The Japanese yen eased slightly after the country released weak economic data. The second fourth quarter preliminary GDP data came in at -1.6%. This was lower than the expected decline of -0.9% and the previous gain of 0.1%. It was also the worst economic performance since 2014. The economic growth declined by -6.3% on an annual basis. This drop was caused by a decline in private consumption and capital expenditure. Capital expenditure declined by 3.7% in the quarter while private consumption declined by 2.9%. These two were offset by a slight improvement of external demand. These numbers came a few months after the country embarked on a $122 billion stimulus plan.

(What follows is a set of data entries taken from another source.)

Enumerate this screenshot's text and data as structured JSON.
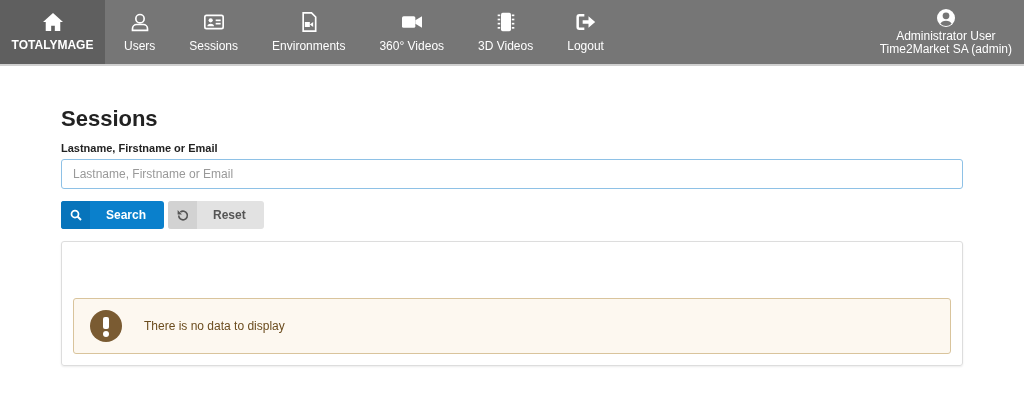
{
  "navbar": {
    "brand": "TOTALYMAGE",
    "items": [
      {
        "label": "Users"
      },
      {
        "label": "Sessions"
      },
      {
        "label": "Environments"
      },
      {
        "label": "360° Videos"
      },
      {
        "label": "3D Videos"
      },
      {
        "label": "Logout"
      }
    ],
    "user": {
      "name": "Administrator User",
      "organization": "Time2Market SA (admin)"
    }
  },
  "page": {
    "title": "Sessions",
    "search_label": "Lastname, Firstname or Email",
    "search_placeholder": "Lastname, Firstname or Email",
    "buttons": [
      {
        "label": "Search",
        "kind": "primary"
      },
      {
        "label": "Reset",
        "kind": "secondary"
      }
    ],
    "alert": "There is no data to display"
  }
}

The US dollar was relatively unchanged as the market reacted to the mixed January retail sales. In January, retail sales rose by 0.3%, which was slightly better than December’s 0.2%. In total, sales rose by 4.38% in the previous 12 months. Core retail sales, which measures the performance of retail sales excluding volatile food and energy products, rose by 0.3% in January. The retail control was unchanged. Meanwhile, industrial production declined for the fourth time in the past five months. This was attributed to the overall warm weather and a halt in Boeing’s production of 737 Max. The total industrial production declined by 0.3% in January from the previous month.
The EUR/USD pair was little changed during the Asian session. The pair has been consolidating at the current level since Thursday last week. It is trading at 1.0837, which is close to the lowest level since July 2017. The RSI is slightly above the oversold level of 30 on the four-hour chart. The price is slightly below the 14-day and 28-day exponential moving averages. The momentum indicator has remained below 100. At this stage, the pair may continue moving lower. Also, a reversal is possible.
The BTC/USD pair declined below 10,000. The currency has been on an upward trend that saw it move above $10,000 this month. It reached a high of $10,500. On the four-hour chart, the short and medium-term moving averages are starting to make a crossover. The RSI has moved from above 70 to 38. The signal and histogram of the MACD are moving lower. The pair may continue to move lower in the short term.
The USD/CHF pair has been on an upward trend since January 16 when it was trading at 0.9610. The pair reached a high of 0.9828 today. This is the highest level since December last year. The price is along the 50% Fibonacci Retracement level. The price is above the 14-day and 28-day EMA. The RSI has been moving upwards and is close to the oversold level of 70. The pair may continue moving upwards to test the 61.8% Fibonacci level of 0.9865.